Counterpath: returning to Melbourne

In an earlier post I mentioned that some of my documentary style photographs of  industrial Melbourne would be exhibited with those by Stuart Murdoch at Atkins Photo Lab during the SALA festival in August 2018.  The exhibition is about making things in the urbanscape visible, rather than a form of seeing what is already seen and noted. Photography is invested in the visible, but  the making visible is the sense of  making visible what is  ignored or overlooked. What people are blind to.    

This will be the first time the Melbourne work is exhibited. I don't have that much work in the archive of the reinventing documentary project--about 40 images.  This SALA  exhibition requires more phototrips to Melbourne  in order to  build up a portfolio of the remnants of industrial Melbourne. This will be after  the Mallee Routes exhibition at the Swan Hill Regional Art Gallery finishes in early May.

One  reason  for this lack of images  is that since 2012   I haven't been to Melbourne all that often to make photos.  Other projects, such as the Mallee Routes one,   took priority,  and the Melbourne project ended up  on the back burner.   It required a lot of  reading about Melbourne's urban development   and I didn't have the time. 

A second reason  was that it was quite  difficult to do this kind of work whilst staying with my sister at at Safety Beach on the Mornington Peninsula,  due to the lack of public transport between Frankston and Safety Beach after the evening peak hour. This has been solved by  driving to Melbourne, rather than flying, as I  am  then able  to  use the car to travel from Frankston to Safety Beach. 

 A third reason is  that, apart from Stuart,  I am not very connected to the Melbourne art photographers scene. All I do  is keep an eye on the PHOTODUST  blog, without becoming  a contributor and visiting the Centre of Contemporary Photography when I am in Melbourne. I have found that the Monash Art Gallery  too difficult to get to.  Consequently, I really don't have a sense of photography in Melbourne. 

The photos  in the SAlA exhibition eye the history of the urban spaces  in Melbourne. History  is not simply a list of events, but a human narrative which weaves together time and memory: the  interweaving of passing time and the memory of events helps to create the fabric of these urban spaces that have been  historically produced  by industrial capitalism. 

Making visible what is  ignored or overlooked is not the traditional  documentary approach: namely, the photographer, eschewing any consciousness as an artist and acting in accordance with the real nature of photography as a medium, points the camera at the "reality" that appears at some  moment, releases the shutter, and a photograph is born. On this account of documentary  photography,  the photograph is reduced  to a direct manifestation of a single indivisible "reality," to something that captures its identity.
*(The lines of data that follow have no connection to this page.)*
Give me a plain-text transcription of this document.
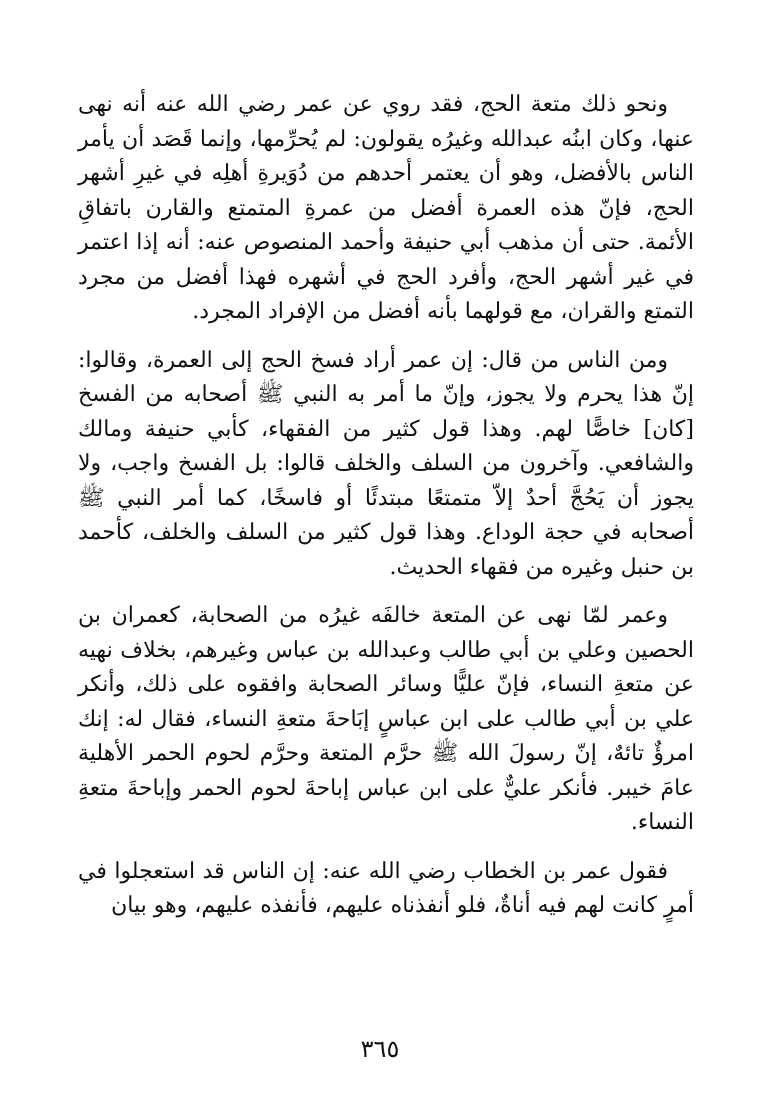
ونحو ذلك متعة الحج، فقد روي عن عمر رضي الله عنه أنه نهى عنها، وكان ابنُه عبدالله وغيرُه يقولون: لم يُحرِّمها، وإنما قَصَد أن يأمر الناس بالأفضل، وهو أن يعتمر أحدهم من دُوَيرةِ أهلِه في غيرِ أشهر الحج، فإنّ هذه العمرة أفضل من عمرةِ المتمتع والقارن باتفاقِ الأئمة. حتى أن مذهب أبي حنيفة وأحمد المنصوص عنه: أنه إذا اعتمر في غير أشهر الحج، وأفرد الحج في أشهره فهذا أفضل من مجرد التمتع والقران، مع قولهما بأنه أفضل من الإفراد المجرد.

ومن الناس من قال: إن عمر أراد فسخ الحج إلى العمرة، وقالوا: إنّ هذا يحرم ولا يجوز، وإنّ ما أمر به النبي ﷺ أصحابه من الفسخ [كان] خاصًّا لهم. وهذا قول كثير من الفقهاء، كأبي حنيفة ومالك والشافعي. وآخرون من السلف والخلف قالوا: بل الفسخ واجب، ولا يجوز أن يَحُجَّ أحدٌ إلاّ متمتعًا مبتدئًا أو فاسخًا، كما أمر النبي ﷺ أصحابه في حجة الوداع. وهذا قول كثير من السلف والخلف، كأحمد بن حنبل وغيره من فقهاء الحديث.

وعمر لمّا نهى عن المتعة خالفَه غيرُه من الصحابة، كعمران بن الحصين وعلي بن أبي طالب وعبدالله بن عباس وغيرهم، بخلاف نهيه عن متعةِ النساء، فإنّ عليًّا وسائر الصحابة وافقوه على ذلك، وأنكر علي بن أبي طالب على ابن عباسٍ إبَاحةَ متعةِ النساء، فقال له: إنك امرؤٌ تائهٌ، إنّ رسولَ الله ﷺ حرَّم المتعة وحرَّم لحوم الحمر الأهلية عامَ خيبر. فأنكر عليٌّ على ابن عباس إباحةَ لحوم الحمر وإباحةَ متعةِ النساء.

فقول عمر بن الخطاب رضي الله عنه: إن الناس قد استعجلوا في أمرٍ كانت لهم فيه أناةٌ، فلو أنفذناه عليهم، فأنفذه عليهم، وهو بيان

٣٦٥
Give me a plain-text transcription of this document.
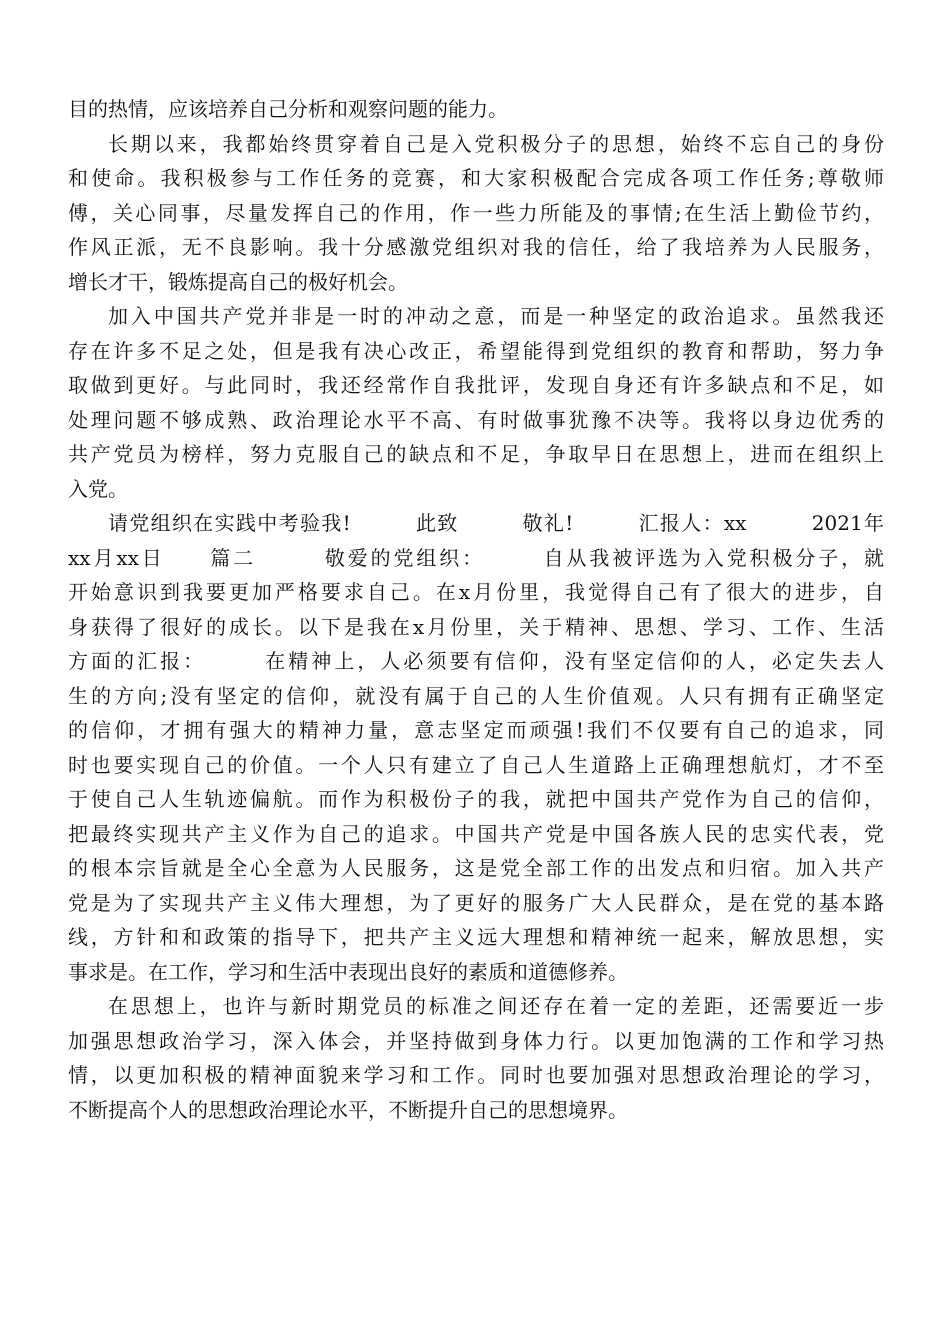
目的热情，应该培养自己分析和观察问题的能力。

长期以来，我都始终贯穿着自己是入党积极分子的思想，始终不忘自己的身份
和使命。我积极参与工作任务的竞赛，和大家积极配合完成各项工作任务;尊敬师
傅，关心同事，尽量发挥自己的作用，作一些力所能及的事情;在生活上勤俭节约，
作风正派，无不良影响。我十分感激党组织对我的信任，给了我培养为人民服务，
增长才干，锻炼提高自己的极好机会。

加入中国共产党并非是一时的冲动之意，而是一种坚定的政治追求。虽然我还
存在许多不足之处，但是我有决心改正，希望能得到党组织的教育和帮助，努力争
取做到更好。与此同时，我还经常作自我批评，发现自身还有许多缺点和不足，如
处理问题不够成熟、政治理论水平不高、有时做事犹豫不决等。我将以身边优秀的
共产党员为榜样，努力克服自己的缺点和不足，争取早日在思想上，进而在组织上
入党。

请党组织在实践中考验我!　　　此致　　　敬礼!　　　汇报人：xx　　　2021年
xx月xx日　　篇二　　　敬爱的党组织：　　　自从我被评选为入党积极分子，就
开始意识到我要更加严格要求自己。在x月份里，我觉得自己有了很大的进步，自
身获得了很好的成长。以下是我在x月份里，关于精神、思想、学习、工作、生活
方面的汇报：　　　在精神上，人必须要有信仰，没有坚定信仰的人，必定失去人
生的方向;没有坚定的信仰，就没有属于自己的人生价值观。人只有拥有正确坚定
的信仰，才拥有强大的精神力量，意志坚定而顽强!我们不仅要有自己的追求，同
时也要实现自己的价值。一个人只有建立了自己人生道路上正确理想航灯，才不至
于使自己人生轨迹偏航。而作为积极份子的我，就把中国共产党作为自己的信仰，
把最终实现共产主义作为自己的追求。中国共产党是中国各族人民的忠实代表，党
的根本宗旨就是全心全意为人民服务，这是党全部工作的出发点和归宿。加入共产
党是为了实现共产主义伟大理想，为了更好的服务广大人民群众，是在党的基本路
线，方针和和政策的指导下，把共产主义远大理想和精神统一起来，解放思想，实
事求是。在工作，学习和生活中表现出良好的素质和道德修养。

在思想上，也许与新时期党员的标准之间还存在着一定的差距，还需要近一步
加强思想政治学习，深入体会，并坚持做到身体力行。以更加饱满的工作和学习热
情，以更加积极的精神面貌来学习和工作。同时也要加强对思想政治理论的学习，
不断提高个人的思想政治理论水平，不断提升自己的思想境界。
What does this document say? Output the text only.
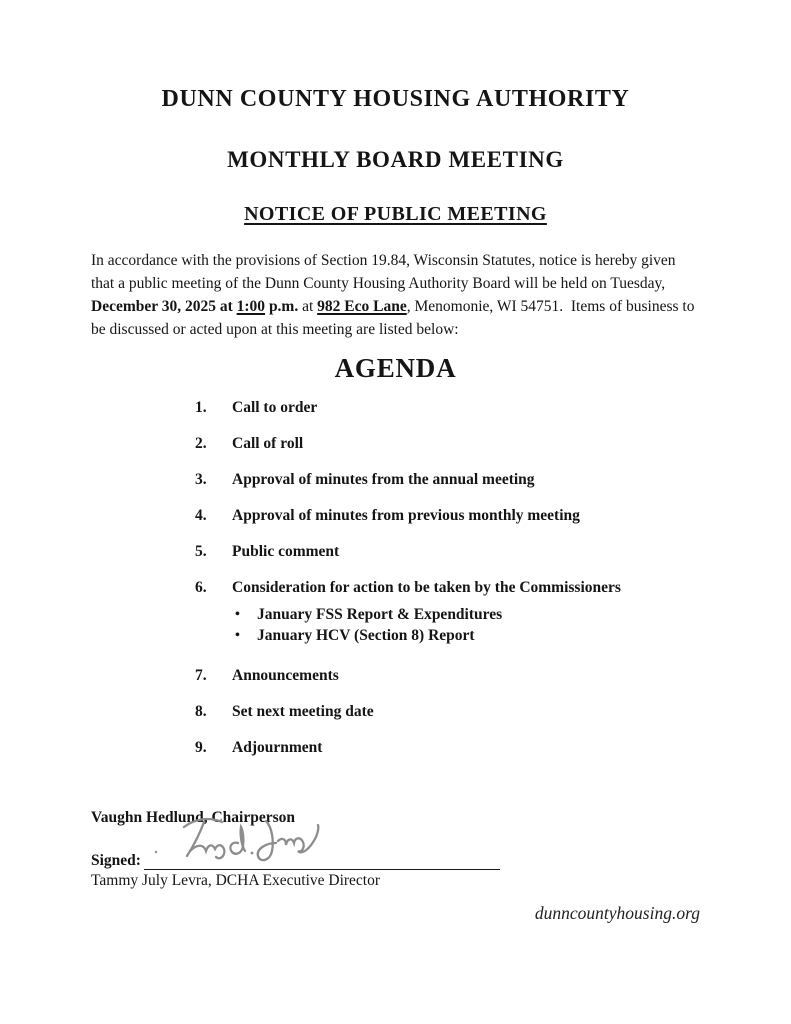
DUNN COUNTY HOUSING AUTHORITY
MONTHLY BOARD MEETING
NOTICE OF PUBLIC MEETING

In accordance with the provisions of Section 19.84, Wisconsin Statutes, notice is hereby given that a public meeting of the Dunn County Housing Authority Board will be held on Tuesday, December 30, 2025 at 1:00 p.m. at 982 Eco Lane, Menomonie, WI 54751.  Items of business to be discussed or acted upon at this meeting are listed below:

AGENDA
1.	Call to order
2.	Call of roll
3.	Approval of minutes from the annual meeting
4.	Approval of minutes from previous monthly meeting
5.	Public comment
6.	Consideration for action to be taken by the Commissioners
•	January FSS Report & Expenditures
•	January HCV (Section 8) Report
7.	Announcements
8.	Set next meeting date
9.	Adjournment
Vaughn Hedlund, Chairperson
Signed:
Tammy July Levra, DCHA Executive Director
dunncountyhousing.org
Hence the language of depict, capturing or shooting what is already present in the world, thereby suggesting that the technology  effaces itself in order to gives purity, time itself.  

In this tradition poets dream; photographers document; literature is fictional; photographers tell the truth.   The philosophical position here--the transparent theory of photography --- is that photography merely reproduces or re-presents the perceptual world in a transparent manner. The photograph is a  copy, a mirror image of the world.   

Yet photography is premised on a memorializing technology; a technological intervention  that also involves  production, creation imagination--bringing forth something new that take on a life of their own,  rather than a copy.  It is light-writing with its hidden logic or grammar that opens up the medium to its own alterity.  It is a struggle against the loss of memory, an attempt to archive and preserve what is about to disappear for good. 

 Maybe words and images in a documentary style topographics can be  set in fruitful tension; photographic images play with  words  actively contributing to building up the image-texts that produces a new  regime of visibility; one that is linked to mourning and  loss,  ruin and remain. 

2 responses
Thanks Gary. I was unaware of Photodust, and have now added them to my news feed reader. I may even contribute something in the future, I know you should.
Stuart, I met two of the people behind PhotoDust at Photobook/NZ ---Mike Read and Christine McFetridge-Read. Christine had just published her book ‘The Winter Garden’, which was published by M.33 in Melbourne. I plan to meet Helen Frajman, the director of M.33 when I am next in Melbourne. Your Sunshine project would fit into PhotoDust.